“Se venden poemas de amor y desprecio, de locura y de muerte como los cuentos de Quiroga. Se expenden versos que ahogan. Se hacen tercetos al dos por uno y sonetos al tres por dos, vendo versos sátiros, versos románticos, versos plácidos y versos apáticos, a peso la página. Anímese, para la novia, para la amada, para esa que tanto lo agobia, para con la que goza, para la pelada, o ya aunque sea para la esposa, remato trozos de mi alma borracha”.
(Después de no sé cuántas cervezas en una cantina del Centro, abordé el microbús en la esquina de Madero e Isabel la Católica el sábado pasado y comencé a pregonar lo antes dicho como auténtico merolico, imitando a los vendedores ambulantes que abordan en las esquinas. Luego de un trago a mi inseparable licorera, continué:)
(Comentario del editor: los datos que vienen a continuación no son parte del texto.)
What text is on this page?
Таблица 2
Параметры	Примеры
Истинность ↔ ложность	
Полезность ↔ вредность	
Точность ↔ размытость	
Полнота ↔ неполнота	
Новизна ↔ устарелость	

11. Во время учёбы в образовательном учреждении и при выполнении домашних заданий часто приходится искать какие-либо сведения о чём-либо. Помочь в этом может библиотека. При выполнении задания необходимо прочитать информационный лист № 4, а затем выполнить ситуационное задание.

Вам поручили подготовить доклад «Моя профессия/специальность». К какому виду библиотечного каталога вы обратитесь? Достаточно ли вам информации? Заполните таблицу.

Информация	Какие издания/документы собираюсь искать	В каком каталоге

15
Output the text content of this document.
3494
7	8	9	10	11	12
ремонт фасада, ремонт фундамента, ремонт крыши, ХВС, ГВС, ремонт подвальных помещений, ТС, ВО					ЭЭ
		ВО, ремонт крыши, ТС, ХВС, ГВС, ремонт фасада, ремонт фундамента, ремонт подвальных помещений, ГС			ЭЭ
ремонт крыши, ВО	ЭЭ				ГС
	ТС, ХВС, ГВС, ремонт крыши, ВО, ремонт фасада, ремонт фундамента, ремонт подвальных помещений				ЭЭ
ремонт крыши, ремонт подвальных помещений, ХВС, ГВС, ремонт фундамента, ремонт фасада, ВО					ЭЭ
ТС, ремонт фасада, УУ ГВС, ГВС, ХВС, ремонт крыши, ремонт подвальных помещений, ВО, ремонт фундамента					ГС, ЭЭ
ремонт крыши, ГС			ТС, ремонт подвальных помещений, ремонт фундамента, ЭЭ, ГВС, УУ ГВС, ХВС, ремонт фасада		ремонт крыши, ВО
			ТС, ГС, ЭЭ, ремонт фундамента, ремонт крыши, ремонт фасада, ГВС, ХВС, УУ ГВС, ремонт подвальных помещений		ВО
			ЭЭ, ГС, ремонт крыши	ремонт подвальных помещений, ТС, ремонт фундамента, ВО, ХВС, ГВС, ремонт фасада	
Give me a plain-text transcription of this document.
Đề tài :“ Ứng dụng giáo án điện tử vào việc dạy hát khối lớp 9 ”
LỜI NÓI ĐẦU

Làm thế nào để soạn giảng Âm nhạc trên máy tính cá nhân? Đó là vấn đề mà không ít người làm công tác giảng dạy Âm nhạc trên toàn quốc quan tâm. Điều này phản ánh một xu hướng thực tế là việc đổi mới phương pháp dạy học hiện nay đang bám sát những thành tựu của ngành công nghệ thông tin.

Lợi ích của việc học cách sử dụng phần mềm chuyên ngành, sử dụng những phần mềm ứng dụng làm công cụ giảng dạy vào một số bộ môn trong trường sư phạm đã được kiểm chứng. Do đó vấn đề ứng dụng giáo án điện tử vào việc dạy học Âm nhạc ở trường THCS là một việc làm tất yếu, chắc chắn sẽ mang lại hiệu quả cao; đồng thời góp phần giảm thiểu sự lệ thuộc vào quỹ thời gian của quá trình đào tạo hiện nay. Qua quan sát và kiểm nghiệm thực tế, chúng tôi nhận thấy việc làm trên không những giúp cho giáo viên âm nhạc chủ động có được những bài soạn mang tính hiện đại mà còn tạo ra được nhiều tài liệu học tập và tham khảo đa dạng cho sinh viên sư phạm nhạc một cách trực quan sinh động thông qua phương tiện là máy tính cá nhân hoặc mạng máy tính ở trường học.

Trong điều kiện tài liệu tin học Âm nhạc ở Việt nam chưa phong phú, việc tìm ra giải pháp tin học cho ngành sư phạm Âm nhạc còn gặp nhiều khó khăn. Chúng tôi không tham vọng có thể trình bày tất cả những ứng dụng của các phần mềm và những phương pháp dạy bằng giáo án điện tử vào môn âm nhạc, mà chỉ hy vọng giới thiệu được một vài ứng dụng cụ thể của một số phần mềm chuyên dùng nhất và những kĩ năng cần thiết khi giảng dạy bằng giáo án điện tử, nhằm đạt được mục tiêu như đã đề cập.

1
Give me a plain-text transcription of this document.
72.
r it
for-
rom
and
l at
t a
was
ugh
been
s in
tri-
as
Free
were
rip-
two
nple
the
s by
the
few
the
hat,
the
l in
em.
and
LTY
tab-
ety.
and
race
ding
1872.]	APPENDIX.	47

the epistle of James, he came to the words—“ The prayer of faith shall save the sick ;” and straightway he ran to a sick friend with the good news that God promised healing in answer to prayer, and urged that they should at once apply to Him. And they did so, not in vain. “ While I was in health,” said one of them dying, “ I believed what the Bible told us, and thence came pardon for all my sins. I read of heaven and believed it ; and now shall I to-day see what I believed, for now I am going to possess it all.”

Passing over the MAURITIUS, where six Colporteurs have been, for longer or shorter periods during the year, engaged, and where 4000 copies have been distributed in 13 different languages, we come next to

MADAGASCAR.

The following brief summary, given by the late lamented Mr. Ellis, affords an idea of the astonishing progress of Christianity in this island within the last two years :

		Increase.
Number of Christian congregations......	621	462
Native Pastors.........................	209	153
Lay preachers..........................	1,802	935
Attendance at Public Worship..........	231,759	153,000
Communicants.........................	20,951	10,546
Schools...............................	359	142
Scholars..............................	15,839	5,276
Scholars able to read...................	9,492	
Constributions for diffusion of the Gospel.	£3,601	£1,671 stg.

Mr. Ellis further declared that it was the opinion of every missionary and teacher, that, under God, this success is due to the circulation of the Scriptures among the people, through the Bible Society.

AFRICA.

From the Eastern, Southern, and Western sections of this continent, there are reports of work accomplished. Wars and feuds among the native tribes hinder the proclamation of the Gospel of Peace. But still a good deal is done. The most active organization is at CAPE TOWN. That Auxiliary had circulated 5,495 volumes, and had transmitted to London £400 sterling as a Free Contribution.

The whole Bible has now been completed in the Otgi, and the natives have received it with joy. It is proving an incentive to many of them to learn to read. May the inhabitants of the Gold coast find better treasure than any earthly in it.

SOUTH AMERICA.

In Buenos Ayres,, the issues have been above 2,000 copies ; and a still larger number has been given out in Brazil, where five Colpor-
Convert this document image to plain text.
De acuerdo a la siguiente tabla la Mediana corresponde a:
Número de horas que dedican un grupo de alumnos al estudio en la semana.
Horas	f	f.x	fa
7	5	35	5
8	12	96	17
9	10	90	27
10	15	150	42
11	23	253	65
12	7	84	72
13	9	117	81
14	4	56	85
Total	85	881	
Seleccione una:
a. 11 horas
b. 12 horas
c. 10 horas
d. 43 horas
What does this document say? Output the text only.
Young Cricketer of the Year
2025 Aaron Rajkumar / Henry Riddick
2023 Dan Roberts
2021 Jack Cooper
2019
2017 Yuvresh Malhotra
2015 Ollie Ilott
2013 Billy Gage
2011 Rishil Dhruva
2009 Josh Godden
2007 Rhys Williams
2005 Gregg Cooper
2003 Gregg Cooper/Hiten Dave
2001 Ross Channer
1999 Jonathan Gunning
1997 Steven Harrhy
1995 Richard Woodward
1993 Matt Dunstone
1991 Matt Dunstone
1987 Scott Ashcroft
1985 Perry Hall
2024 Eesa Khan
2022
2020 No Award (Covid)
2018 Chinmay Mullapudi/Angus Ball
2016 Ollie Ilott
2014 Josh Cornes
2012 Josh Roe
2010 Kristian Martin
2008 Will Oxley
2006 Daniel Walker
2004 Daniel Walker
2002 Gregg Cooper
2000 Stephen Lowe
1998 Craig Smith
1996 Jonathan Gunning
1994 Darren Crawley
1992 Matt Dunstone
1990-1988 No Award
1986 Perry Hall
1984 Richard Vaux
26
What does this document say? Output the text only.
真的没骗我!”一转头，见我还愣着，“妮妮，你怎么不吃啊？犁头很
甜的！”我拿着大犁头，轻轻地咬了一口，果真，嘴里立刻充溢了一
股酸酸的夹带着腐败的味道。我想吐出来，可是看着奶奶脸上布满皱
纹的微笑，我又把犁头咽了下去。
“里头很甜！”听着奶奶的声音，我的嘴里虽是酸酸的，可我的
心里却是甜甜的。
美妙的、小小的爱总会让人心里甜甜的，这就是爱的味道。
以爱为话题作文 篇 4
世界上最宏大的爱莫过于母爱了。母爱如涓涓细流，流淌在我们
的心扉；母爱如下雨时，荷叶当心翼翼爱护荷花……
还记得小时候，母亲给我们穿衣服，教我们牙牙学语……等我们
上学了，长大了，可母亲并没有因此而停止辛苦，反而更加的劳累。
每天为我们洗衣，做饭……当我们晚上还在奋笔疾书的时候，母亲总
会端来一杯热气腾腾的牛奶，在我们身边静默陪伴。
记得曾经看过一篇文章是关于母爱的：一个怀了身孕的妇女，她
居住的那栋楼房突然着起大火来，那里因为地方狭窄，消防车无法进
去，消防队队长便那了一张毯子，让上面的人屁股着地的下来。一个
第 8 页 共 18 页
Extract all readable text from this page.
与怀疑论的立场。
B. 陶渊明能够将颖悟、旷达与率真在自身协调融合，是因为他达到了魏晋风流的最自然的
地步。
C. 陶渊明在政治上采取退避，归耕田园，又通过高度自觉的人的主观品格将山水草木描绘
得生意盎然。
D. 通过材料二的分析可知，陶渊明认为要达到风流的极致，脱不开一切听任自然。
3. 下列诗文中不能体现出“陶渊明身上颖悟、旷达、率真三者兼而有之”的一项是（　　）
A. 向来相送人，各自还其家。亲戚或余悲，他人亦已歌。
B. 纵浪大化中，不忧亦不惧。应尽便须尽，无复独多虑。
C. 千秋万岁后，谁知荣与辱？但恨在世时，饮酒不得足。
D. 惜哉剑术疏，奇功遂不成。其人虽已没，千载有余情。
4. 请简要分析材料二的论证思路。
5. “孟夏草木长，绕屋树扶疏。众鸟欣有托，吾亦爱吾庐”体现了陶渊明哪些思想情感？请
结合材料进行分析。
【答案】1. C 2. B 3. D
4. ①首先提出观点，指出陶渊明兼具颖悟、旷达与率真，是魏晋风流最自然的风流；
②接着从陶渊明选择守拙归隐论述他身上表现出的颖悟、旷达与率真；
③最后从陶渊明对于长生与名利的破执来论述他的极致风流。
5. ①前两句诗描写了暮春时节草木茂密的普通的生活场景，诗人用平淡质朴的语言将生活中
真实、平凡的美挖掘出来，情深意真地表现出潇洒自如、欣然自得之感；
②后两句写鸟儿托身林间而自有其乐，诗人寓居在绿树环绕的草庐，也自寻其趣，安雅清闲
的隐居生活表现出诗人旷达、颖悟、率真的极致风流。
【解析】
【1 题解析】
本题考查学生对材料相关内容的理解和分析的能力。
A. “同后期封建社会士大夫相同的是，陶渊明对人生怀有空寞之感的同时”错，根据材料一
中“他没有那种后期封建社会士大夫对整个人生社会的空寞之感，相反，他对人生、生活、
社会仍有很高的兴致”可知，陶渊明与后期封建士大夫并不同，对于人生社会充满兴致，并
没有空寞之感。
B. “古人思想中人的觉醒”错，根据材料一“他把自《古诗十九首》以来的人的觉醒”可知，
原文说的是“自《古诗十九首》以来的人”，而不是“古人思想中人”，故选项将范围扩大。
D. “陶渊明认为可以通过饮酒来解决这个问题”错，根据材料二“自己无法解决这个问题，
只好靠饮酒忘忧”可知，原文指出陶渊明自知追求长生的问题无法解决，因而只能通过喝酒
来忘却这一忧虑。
“No se deje guiar por mi facha, deme la oportunidad de escribirle una canción, que para muestra, un botón: a diario escribo mis cuentos, dudo que alguien los lea, mi camino es algo incierto, ando muerto por dentro y sonriente por fuera, llego aporreado por la pasma y siempre ebrio a mi destino, nadie me espera en casa, sólo música y libros, levanto los escombros de mis días, que se deshicieron de un borrón, pero me canso de cambiar mi vida, siempre va de mal en peor. Pocas cosas en el mundo tienen sentido, la comida caliente y la bebida fría, buscar un trabajo decente y olvidar la poesía. Eso no es para mí, yo quiero un tequila, de Jalisco o de donde sea, para emborracharme en el paraíso artificial de mi azotea. Yo me bajo en Guerrero, allá hay una cantina, señores pasajeros, que no pide propinas. Yo me bajo en el suelo y me emborracho en la esquina, soy un perro sin dueño que quisiera sacarse una espina”.